The 11th annual Strip-Till Farmer Operational Benchmark Study indicates the average plant population for strip-tilled corn was 33,592 in 2023, up from an average of 31,281 in 2022. Plant populations were as low as 20,000 and as high as 44,010 for strip-tillers in 2023, according to the survey. Iowa State’s Guide to Iowa Corn Planting determined the maximum corn plant population tends to be near 35,000 plants per acre for any tillage type.

But Below says strip-tillers can likely use a population higher than that. Putting nutrients in a strip directly below the seed allows strip-tillers to manage more plants, plus strip-till conserves more water because of the residue next to the strip.

“I’m going to guess that most strip-tillers are using 30-inch rows, and a top-end population for 30-inch rows is 38,000 plants per acre,” Below says. “The population depends on rainfall, geography and water-holding ability, but I think strip-tillers are able to push the top-end population for a 30-inch row more than conventional tillage farmers are.”

Better nutrient placement and water-holding capacity also means strip-tillers will likely have better success with variable-rate seeding than conventional tillage farmers, according to Below. He recommends strip-tillers vary their rates based on water availability primarily, followed by nutrient supplying power. 

“The main detriment of running up the population is you are worried about not having enough water and the plant lodging,” Below says. “Strip-tillers can put the phosphorus (P) and potassium (K) right in the strip. Both of those are huge advantages, especially the K, for standability and a little bit for water because K moves water to the strip zone.”

The 2024 survey found about 56% of strip-tillers apply nitrogen (N) at plant, the most common application time. While more than half of strip-tillers apply phosphorus (P) and potassium (K) in fall with their strips, about a quarter put down P and K at plant. 

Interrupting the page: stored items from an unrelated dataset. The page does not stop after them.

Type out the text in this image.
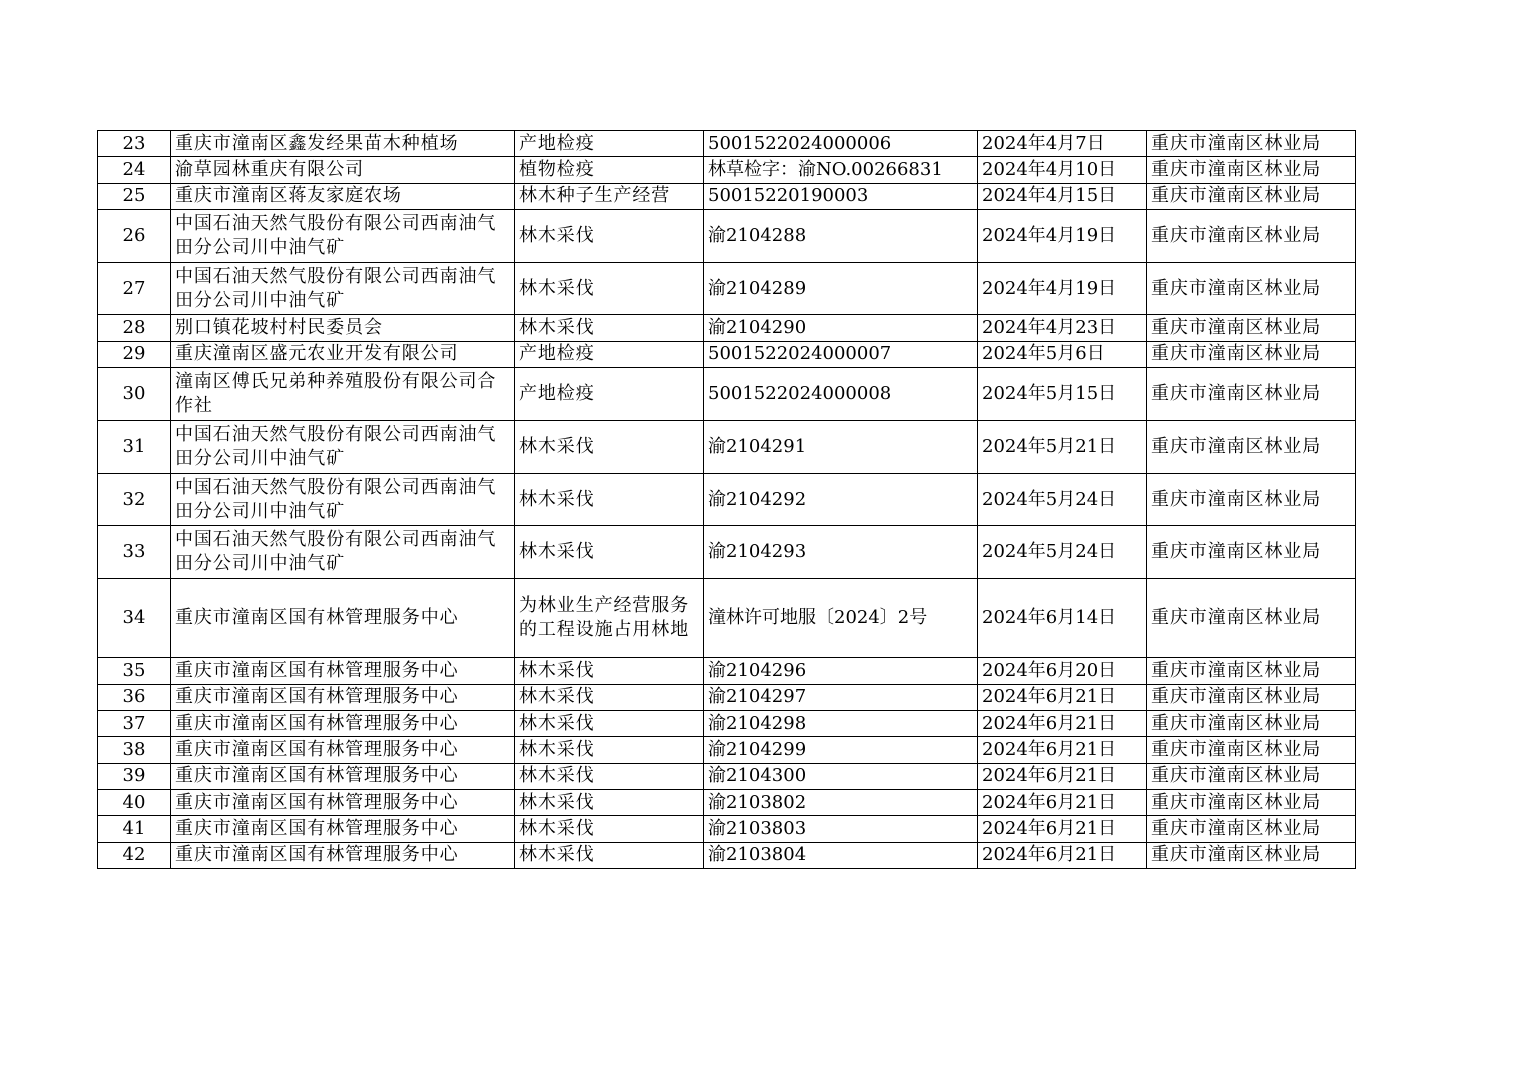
23	重庆市潼南区鑫发经果苗木种植场	产地检疫	5001522024000006	2024年4月7日	重庆市潼南区林业局
24	渝草园林重庆有限公司	植物检疫	林草检字：渝NO.00266831	2024年4月10日	重庆市潼南区林业局
25	重庆市潼南区蒋友家庭农场	林木种子生产经营	50015220190003	2024年4月15日	重庆市潼南区林业局
26	中国石油天然气股份有限公司西南油气田分公司川中油气矿	林木采伐	渝2104288	2024年4月19日	重庆市潼南区林业局
27	中国石油天然气股份有限公司西南油气田分公司川中油气矿	林木采伐	渝2104289	2024年4月19日	重庆市潼南区林业局
28	别口镇花坡村村民委员会	林木采伐	渝2104290	2024年4月23日	重庆市潼南区林业局
29	重庆潼南区盛元农业开发有限公司	产地检疫	5001522024000007	2024年5月6日	重庆市潼南区林业局
30	潼南区傅氏兄弟种养殖股份有限公司合作社	产地检疫	5001522024000008	2024年5月15日	重庆市潼南区林业局
31	中国石油天然气股份有限公司西南油气田分公司川中油气矿	林木采伐	渝2104291	2024年5月21日	重庆市潼南区林业局
32	中国石油天然气股份有限公司西南油气田分公司川中油气矿	林木采伐	渝2104292	2024年5月24日	重庆市潼南区林业局
33	中国石油天然气股份有限公司西南油气田分公司川中油气矿	林木采伐	渝2104293	2024年5月24日	重庆市潼南区林业局
34	重庆市潼南区国有林管理服务中心	为林业生产经营服务的工程设施占用林地	潼林许可地服〔2024〕2号	2024年6月14日	重庆市潼南区林业局
35	重庆市潼南区国有林管理服务中心	林木采伐	渝2104296	2024年6月20日	重庆市潼南区林业局
36	重庆市潼南区国有林管理服务中心	林木采伐	渝2104297	2024年6月21日	重庆市潼南区林业局
37	重庆市潼南区国有林管理服务中心	林木采伐	渝2104298	2024年6月21日	重庆市潼南区林业局
38	重庆市潼南区国有林管理服务中心	林木采伐	渝2104299	2024年6月21日	重庆市潼南区林业局
39	重庆市潼南区国有林管理服务中心	林木采伐	渝2104300	2024年6月21日	重庆市潼南区林业局
40	重庆市潼南区国有林管理服务中心	林木采伐	渝2103802	2024年6月21日	重庆市潼南区林业局
41	重庆市潼南区国有林管理服务中心	林木采伐	渝2103803	2024年6月21日	重庆市潼南区林业局
42	重庆市潼南区国有林管理服务中心	林木采伐	渝2103804	2024年6月21日	重庆市潼南区林业局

“That’s how they might be able to get out a little extra yield — because they’re placing the nutrients in the strip,” Below says. “My view is the advantages of strip-till give growers the option to manage the higher population of plants, and plant population drives yield.”

Soybean Populations 

The average soybean plant population was 108,456 in 2023, according to the survey, up considerably from an average of 94,850 in 2022. Although soybean plant populations increased from the 2023 survey, Below says many strip-tillers are dropping their seeding rates, as they continue to plant premium, treated seed, so the soybean plants can branch.  

Below says conventional tillers are likely planting 140,000 where they’re looking for 120,000 plants, but strip-tillers can get by with a lower population. He says the sweet spot for strip-tillers is likely 110,000-120,000. 

“It’s slowly edging down,” Below says. “We’re seeing soybeans planted earlier and earlier because the uniformity of emergence isn’t as important as it is with corn. When you plant early and you have too many seeds, then the soybeans get too tall.”

“Less is more” was the theme for Smithville, Ga., strip-tiller Alex Harrell, who achieved a world record-breaking 206-bushel soybean yield with a seeding rate of 85,000 in 30-inch rows. 

“If you get itchy to plant, plant soybeans first,” Below says. “More corn, less soybean. That’s the message.”